I’m working on analyzing some experimental ecological data, where some demographic rate (y
) is expected to vary by species
and experimental treatment
. Let’s say that I have some prior knowledge about the range of y
that I would like to use to specify weakly informative priors, but that this knowledge is agnostic to species
or treatment
. As such, I would like to set priors that yield the same (or similar) distribution of prior expectations for any given combination of species
and treatment
. Perhaps I’m missing something obvious, but I’ve been struggling to achieve this using the R formula syntax in brms
.
Here is some R code to generate synthetic data and simulate prior expectations:
library(brms)
library(tidybayes)
library(ggplot2)
set.seed(505)
# Specify study design
n <- 1000
n_species <- 8
n_treatment <- 2
# Specify coefficients
Intercept <- 0
b_species <- c(0, rnorm(n_species - 1, 0, 1))

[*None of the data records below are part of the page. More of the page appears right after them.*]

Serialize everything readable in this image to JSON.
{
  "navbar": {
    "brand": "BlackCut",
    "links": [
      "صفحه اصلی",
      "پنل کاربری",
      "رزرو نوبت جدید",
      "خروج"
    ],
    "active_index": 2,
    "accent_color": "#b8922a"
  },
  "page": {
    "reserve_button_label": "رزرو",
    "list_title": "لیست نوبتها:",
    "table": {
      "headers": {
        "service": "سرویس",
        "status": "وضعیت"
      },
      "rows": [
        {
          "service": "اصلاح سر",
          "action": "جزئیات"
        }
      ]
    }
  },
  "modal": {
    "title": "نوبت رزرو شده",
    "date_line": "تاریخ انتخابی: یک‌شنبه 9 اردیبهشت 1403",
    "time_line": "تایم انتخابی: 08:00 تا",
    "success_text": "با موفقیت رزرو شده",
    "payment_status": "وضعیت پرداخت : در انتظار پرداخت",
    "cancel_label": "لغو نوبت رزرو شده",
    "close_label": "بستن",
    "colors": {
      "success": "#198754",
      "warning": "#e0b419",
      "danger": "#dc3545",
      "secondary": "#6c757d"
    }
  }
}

b_treatment <- c(0, rnorm(n_treatment - 1, -0.3, 0.5))
# Simulate data
species <- sample(seq(1:n_species), n, replace = TRUE)
treatment <- sample(seq(1:n_treatment), n, replace = TRUE)
df <- data.frame(species, treatment)
logit_mu <- apply(df, 1, function(x) Intercept + b_species[x[1]] + b_treatment[x[2]])
mu <- inv_logit_scaled(logit_mu)
trials <- 30
y <- rbinom(n, trials, mu)
df$species <- as.factor(df$species)
df$treatment <- as.factor(df$treatment)
df$y <- y
df$trials <- trials
# Inspect simulated data
ggplot(df, aes(x = species, y = y, fill = treatment)) +
geom_boxplot() +
theme_bw()
# Specify model formula
form <- bf(
y | trials(trials) ~ species*treatment,
family = binomial()
)
# Specify priors
priors <- c(
set_prior("normal(0, 1.5)", class = "Intercept"),
set_prior("normal(0, 1.5)", class = "b")
)
# Sample from priors
fit_prior <- brm(
form,
data = df,
prior = priors,
sample_prior = "only"
)
# Prepare new data for prediction
newdf <- expand.grid(
species = levels(df$species),
treatment = levels(df$treatment),
trials = 1
)
# Plot prior expectations
newdf |>
add_epred_draws(fit_prior) |>
ggplot(aes(x = .epred, color = species)) +
geom_density() +
facet_wrap(vars(treatment), labeller = "label_both") +
xlab("y") +
theme_bw()
Simulated data:
Prior expectations:
Although the prior means are the same for all species and treatments (because that is how I specified the priors), the distributions of prior expectations are quite different. I take it that this is a consequence of how species
1 with treatment
1 is being used as the reference level, with each successive coefficient adding further spread around the prior mean. This might be especially stark here because of the logit link function.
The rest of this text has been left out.